Ni la démocratie, ni le rôle de puissance régionale auquel ce pays pouvait prétendre – ni son image – n’y gagnent. Ne vient-il pas de perdre le précieux soutien de la Turquie ? Plus courageuse – et plus indépendante, surtout – que la Jordanie et que l’Égypte, elle vient de rappeler son ambassadeur en Israël.

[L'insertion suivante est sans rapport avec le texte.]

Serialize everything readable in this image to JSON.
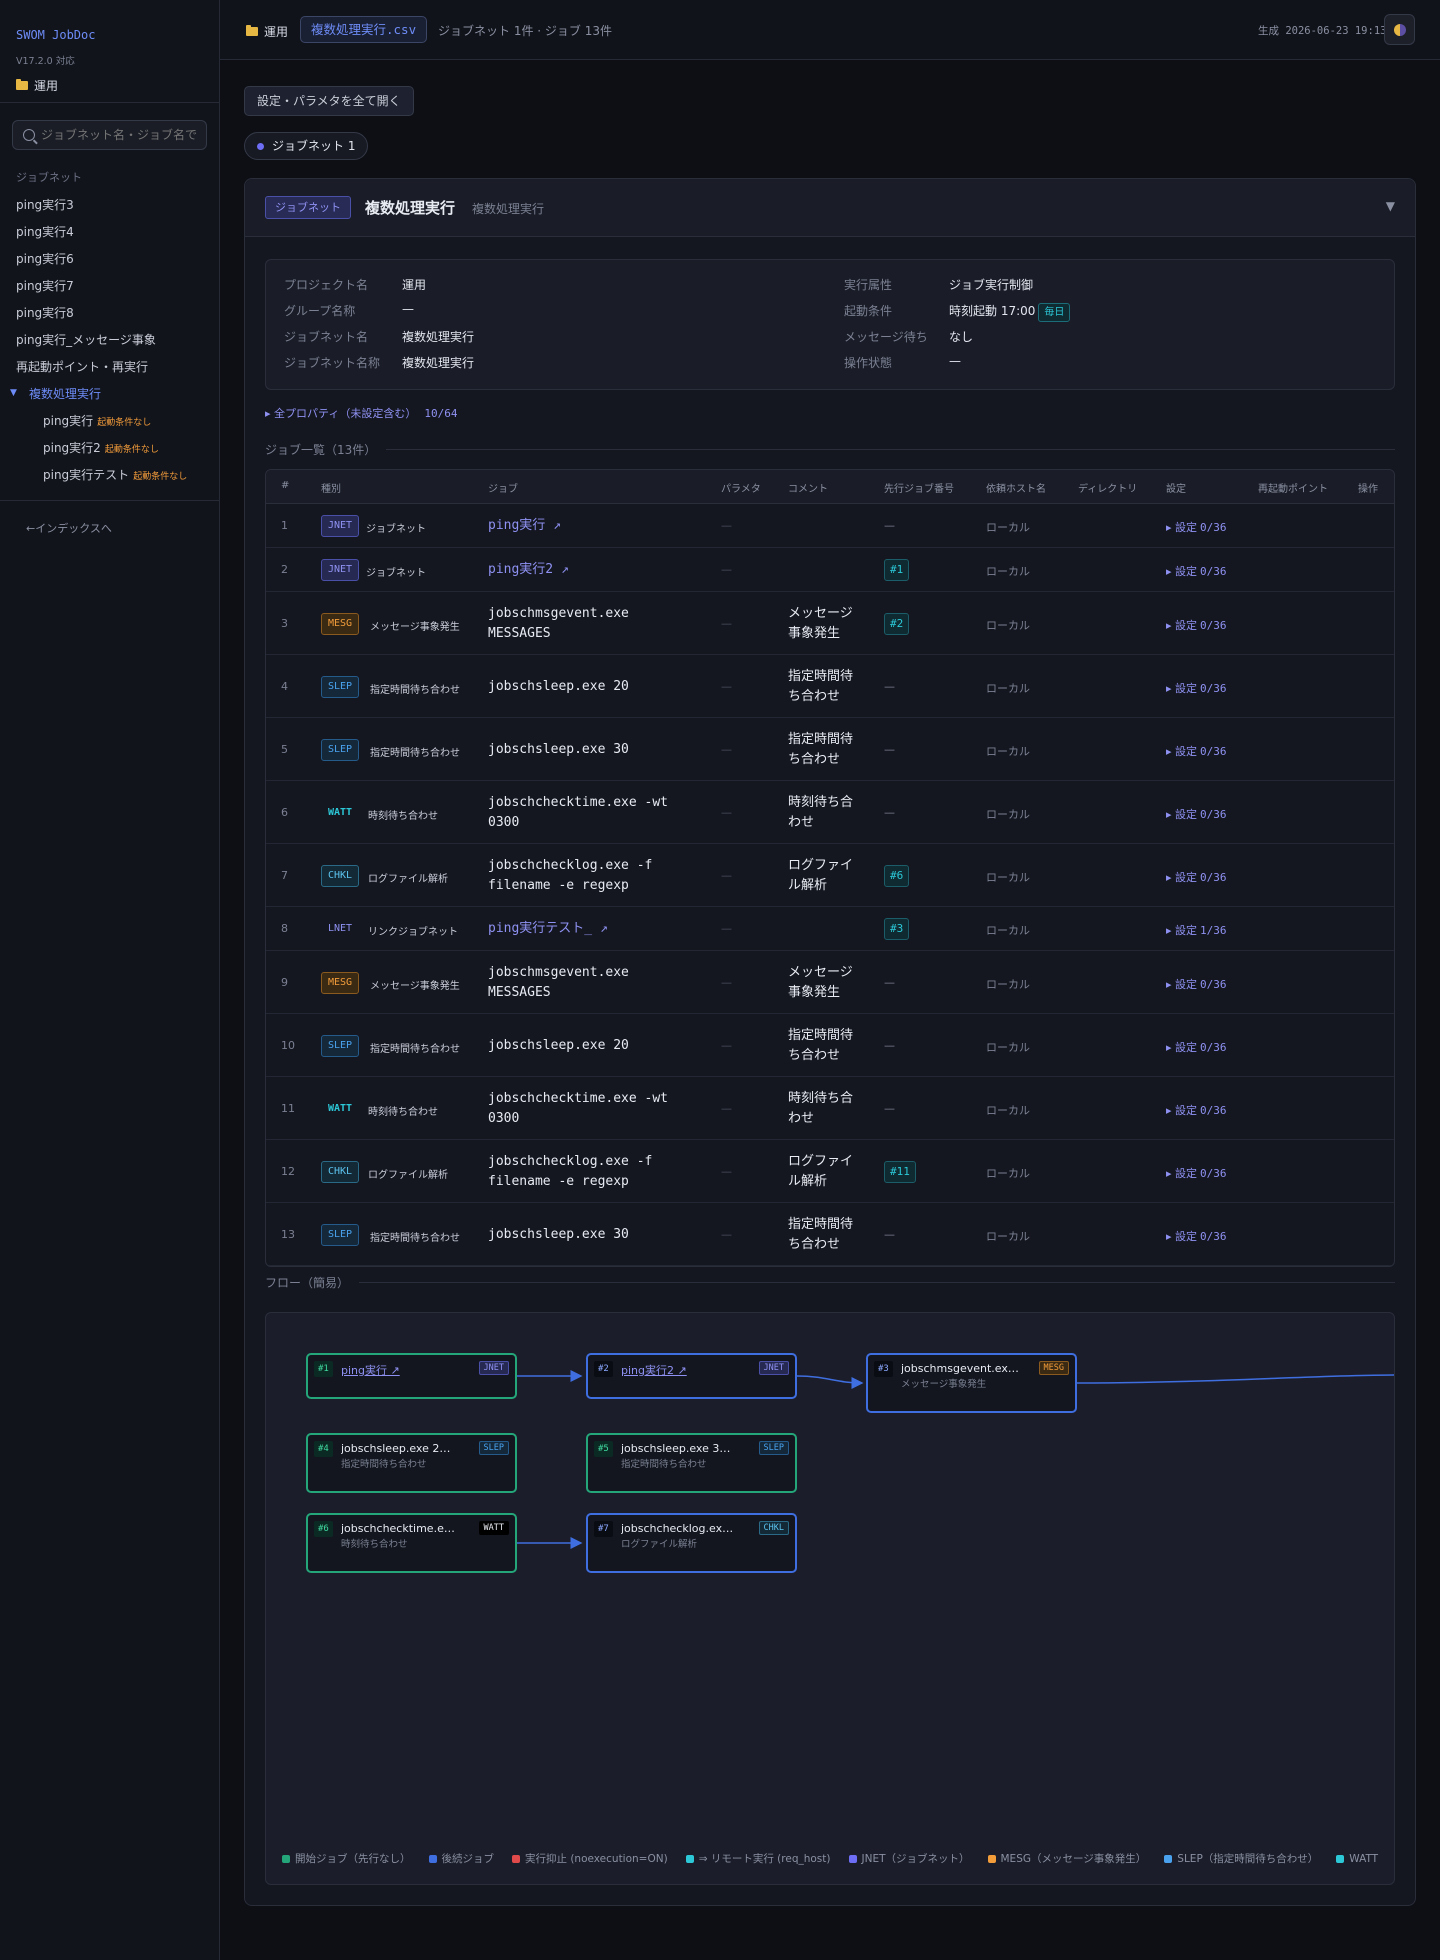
{
  "app": {
    "title": "SWOM JobDoc",
    "version": "V17.2.0 対応",
    "folder": "運用"
  },
  "sidebar": {
    "search_placeholder": "ジョブネット名・ジョブ名で",
    "section": "ジョブネット",
    "items": [
      "ping実行3",
      "ping実行4",
      "ping実行6",
      "ping実行7",
      "ping実行8",
      "ping実行_メッセージ事象",
      "再起動ポイント・再実行"
    ],
    "active": "複数処理実行",
    "subitems": [
      {
        "label": "ping実行",
        "note": "起動条件なし"
      },
      {
        "label": "ping実行2",
        "note": "起動条件なし"
      },
      {
        "label": "ping実行テスト",
        "note": "起動条件なし"
      }
    ],
    "back": "←インデックスへ"
  },
  "topbar": {
    "folder": "運用",
    "file": "複数処理実行.csv",
    "count": "ジョブネット 1件 · ジョブ 13件",
    "generated": "生成 2026-06-23 19:13"
  },
  "main": {
    "open_all": "設定・パラメタを全て開く",
    "pill": "ジョブネット 1",
    "card": {
      "badge": "ジョブネット",
      "title": "複数処理実行",
      "subtitle": "複数処理実行",
      "caret": "▼"
    },
    "props_left": [
      {
        "k": "プロジェクト名",
        "v": "運用"
      },
      {
        "k": "グループ名称",
        "v": "—"
      },
      {
        "k": "ジョブネット名",
        "v": "複数処理実行"
      },
      {
        "k": "ジョブネット名称",
        "v": "複数処理実行"
      }
    ],
    "props_right": [
      {
        "k": "実行属性",
        "v": "ジョブ実行制御"
      },
      {
        "k": "起動条件",
        "v": "時刻起動 17:00",
        "tag": "毎日"
      },
      {
        "k": "メッセージ待ち",
        "v": "なし"
      },
      {
        "k": "操作状態",
        "v": "—"
      }
    ],
    "all_props": "▸ 全プロパティ（未設定含む）",
    "all_props_count": "10/64",
    "jobs_label": "ジョブ一覧（13件）",
    "flow_label": "フロー（簡易）"
  },
  "table": {
    "headers": [
      "#",
      "種別",
      "ジョブ",
      "パラメタ",
      "コメント",
      "先行ジョブ番号",
      "依頼ホスト名",
      "ディレクトリ",
      "設定",
      "再起動ポイント",
      "操作"
    ],
    "rows": [
      {
        "n": "1",
        "type": "JNET",
        "kind": "ジョブネット",
        "job": "ping実行 ↗",
        "link": true,
        "param": "—",
        "comment": "",
        "prev": "—",
        "host": "ローカル",
        "set": "0/36"
      },
      {
        "n": "2",
        "type": "JNET",
        "kind": "ジョブネット",
        "job": "ping実行2 ↗",
        "link": true,
        "param": "—",
        "comment": "",
        "prev": "#1",
        "host": "ローカル",
        "set": "0/36"
      },
      {
        "n": "3",
        "type": "MESG",
        "kind": "メッセージ事象発生",
        "job": "jobschmsgevent.exe MESSAGES",
        "param": "—",
        "comment": "メッセージ事象発生",
        "prev": "#2",
        "host": "ローカル",
        "set": "0/36"
      },
      {
        "n": "4",
        "type": "SLEP",
        "kind": "指定時間待ち合わせ",
        "job": "jobschsleep.exe 20",
        "param": "—",
        "comment": "指定時間待ち合わせ",
        "prev": "—",
        "host": "ローカル",
        "set": "0/36"
      },
      {
        "n": "5",
        "type": "SLEP",
        "kind": "指定時間待ち合わせ",
        "job": "jobschsleep.exe 30",
        "param": "—",
        "comment": "指定時間待ち合わせ",
        "prev": "—",
        "host": "ローカル",
        "set": "0/36"
      },
      {
        "n": "6",
        "type": "WATT",
        "kind": "時刻待ち合わせ",
        "job": "jobschchecktime.exe -wt 0300",
        "param": "—",
        "comment": "時刻待ち合わせ",
        "prev": "—",
        "host": "ローカル",
        "set": "0/36"
      },
      {
        "n": "7",
        "type": "CHKL",
        "kind": "ログファイル解析",
        "job": "jobschchecklog.exe -f filename -e regexp",
        "param": "—",
        "comment": "ログファイル解析",
        "prev": "#6",
        "host": "ローカル",
        "set": "0/36"
      },
      {
        "n": "8",
        "type": "LNET",
        "kind": "リンクジョブネット",
        "job": "ping実行テスト_ ↗",
        "link": true,
        "param": "—",
        "comment": "",
        "prev": "#3",
        "host": "ローカル",
        "set": "1/36"
      },
      {
        "n": "9",
        "type": "MESG",
        "kind": "メッセージ事象発生",
        "job": "jobschmsgevent.exe MESSAGES",
        "param": "—",
        "comment": "メッセージ事象発生",
        "prev": "—",
        "host": "ローカル",
        "set": "0/36"
      },
      {
        "n": "10",
        "type": "SLEP",
        "kind": "指定時間待ち合わせ",
        "job": "jobschsleep.exe 20",
        "param": "—",
        "comment": "指定時間待ち合わせ",
        "prev": "—",
        "host": "ローカル",
        "set": "0/36"
      },
      {
        "n": "11",
        "type": "WATT",
        "kind": "時刻待ち合わせ",
        "job": "jobschchecktime.exe -wt 0300",
        "param": "—",
        "comment": "時刻待ち合わせ",
        "prev": "—",
        "host": "ローカル",
        "set": "0/36"
      },
      {
        "n": "12",
        "type": "CHKL",
        "kind": "ログファイル解析",
        "job": "jobschchecklog.exe -f filename -e regexp",
        "param": "—",
        "comment": "ログファイル解析",
        "prev": "#11",
        "host": "ローカル",
        "set": "0/36"
      },
      {
        "n": "13",
        "type": "SLEP",
        "kind": "指定時間待ち合わせ",
        "job": "jobschsleep.exe 30",
        "param": "—",
        "comment": "指定時間待ち合わせ",
        "prev": "—",
        "host": "ローカル",
        "set": "0/36"
      }
    ],
    "set_label": "▸ 設定"
  },
  "flow": {
    "nodes": [
      {
        "id": "#1",
        "title": "ping実行 ↗",
        "tag": "JNET",
        "link": true
      },
      {
        "id": "#2",
        "title": "ping実行2 ↗",
        "tag": "JNET",
        "link": true
      },
      {
        "id": "#3",
        "title": "jobschmsgevent.ex…",
        "sub": "メッセージ事象発生",
        "tag": "MESG"
      },
      {
        "id": "#4",
        "title": "jobschsleep.exe 2…",
        "sub": "指定時間待ち合わせ",
        "tag": "SLEP"
      },
      {
        "id": "#5",
        "title": "jobschsleep.exe 3…",
        "sub": "指定時間待ち合わせ",
        "tag": "SLEP"
      },
      {
        "id": "#6",
        "title": "jobschchecktime.e…",
        "sub": "時刻待ち合わせ",
        "tag": "WATT"
      },
      {
        "id": "#7",
        "title": "jobschchecklog.ex…",
        "sub": "ログファイル解析",
        "tag": "CHKL"
      }
    ],
    "legend": [
      {
        "label": "開始ジョブ（先行なし）",
        "color": "#25a57a"
      },
      {
        "label": "後続ジョブ",
        "color": "#3f6ee0"
      },
      {
        "label": "実行抑止 (noexecution=ON)",
        "color": "#e04a4a"
      },
      {
        "label": "⇒ リモート実行 (req_host)",
        "color": "#2cc8d8"
      },
      {
        "label": "JNET（ジョブネット）",
        "color": "#6d6ef5"
      },
      {
        "label": "MESG（メッセージ事象発生）",
        "color": "#f29c3a"
      },
      {
        "label": "SLEP（指定時間待ち合わせ）",
        "color": "#4aa2ee"
      },
      {
        "label": "WATT",
        "color": "#2cc8d8"
      }
    ]
  }
}
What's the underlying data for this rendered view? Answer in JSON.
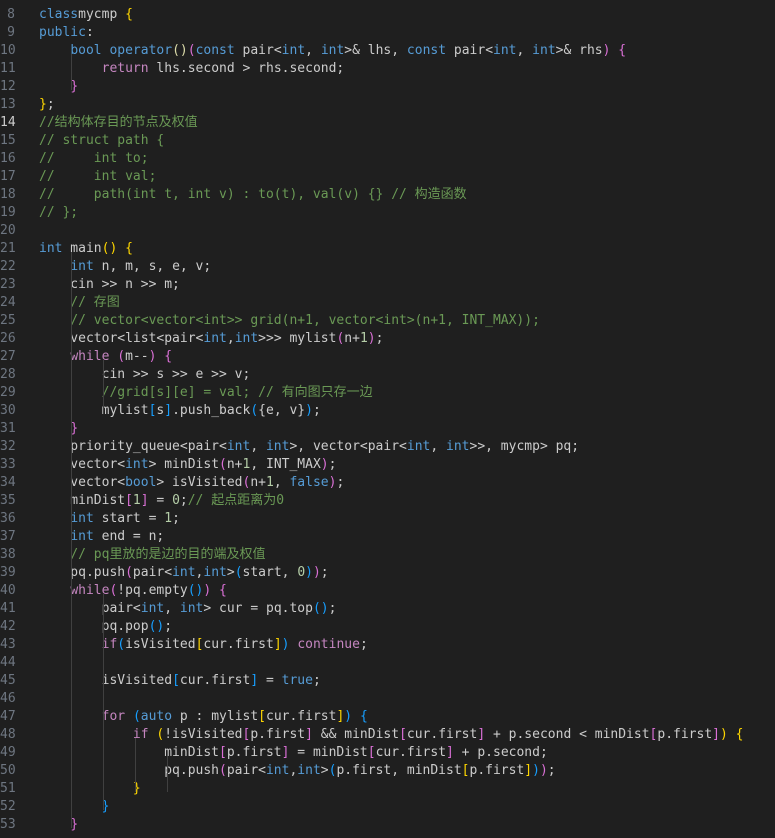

– Ont-ils consolidé leur influence sur leurs sources d’approvisionnement en pétrole pour qu’il soit plus stable et à un prix supportable ? L’occupation de l’Irak a plutôt fragilisé les grands pays exportateurs d’hydrocarbures que sont l’Irak lui-même et ses voisins : Iran, Koweït, Arabie saoudite, Qatar, Émirats arabes unis.
Conséquence : en dépit des promesses (et des efforts) des dirigeants saoudiens, les électeurs de Bush paient leur essence à un prix qu’ils jugent trop élevé et ils pourraient s’en souvenir en novembre prochain lorsqu’ils mettront leur bulletin dans l’urne.

Pour ne pas perdre la Maison Blanche dans cinq mois, George W. Bush n’a plus le choix : il doit se résigner à tirer un trait sur son dessein irakien, aussi démesuré que puéril. Et c’est, pour l’Irak en particulier, mais également pour le Moyen-Orient, un grand tournant !
Regardez le graphique ci-contre et posez-vous la question : que feriez-vous aujourd’hui à sa place ?
La même chose, probablement.
Mais il y a quatorze mois, ni vous ni moi n’aurions envahi l’Irak.

Cela dit, ce serait une grave erreur, et même une stupidité, de postuler aujourd’hui que Bush est perdu et que John Kerry a de meilleures chances que lui d’être le prochain président des États-Unis : cinq mois avant le vote, nul ne le sait.
Ce que l’on sait, en revanche, c’est que la situation en Irak, en Afghanistan et dans le reste du « Grand Moyen-Orient » comptera. Et, davantage encore, l’état de l’économie américaine.
Les autres facteurs sont les campagnes que feront Bush, Kerry et… le troisième homme, Ralph Nader.
Les meilleurs spécialistes américains du paysage électoral de leur pays disent ceci, qui me convainc : le 2 novembre prochain, les électeurs n’éliront pas Kerry ; ils rejetteront ou ne rejetteront pas Bush.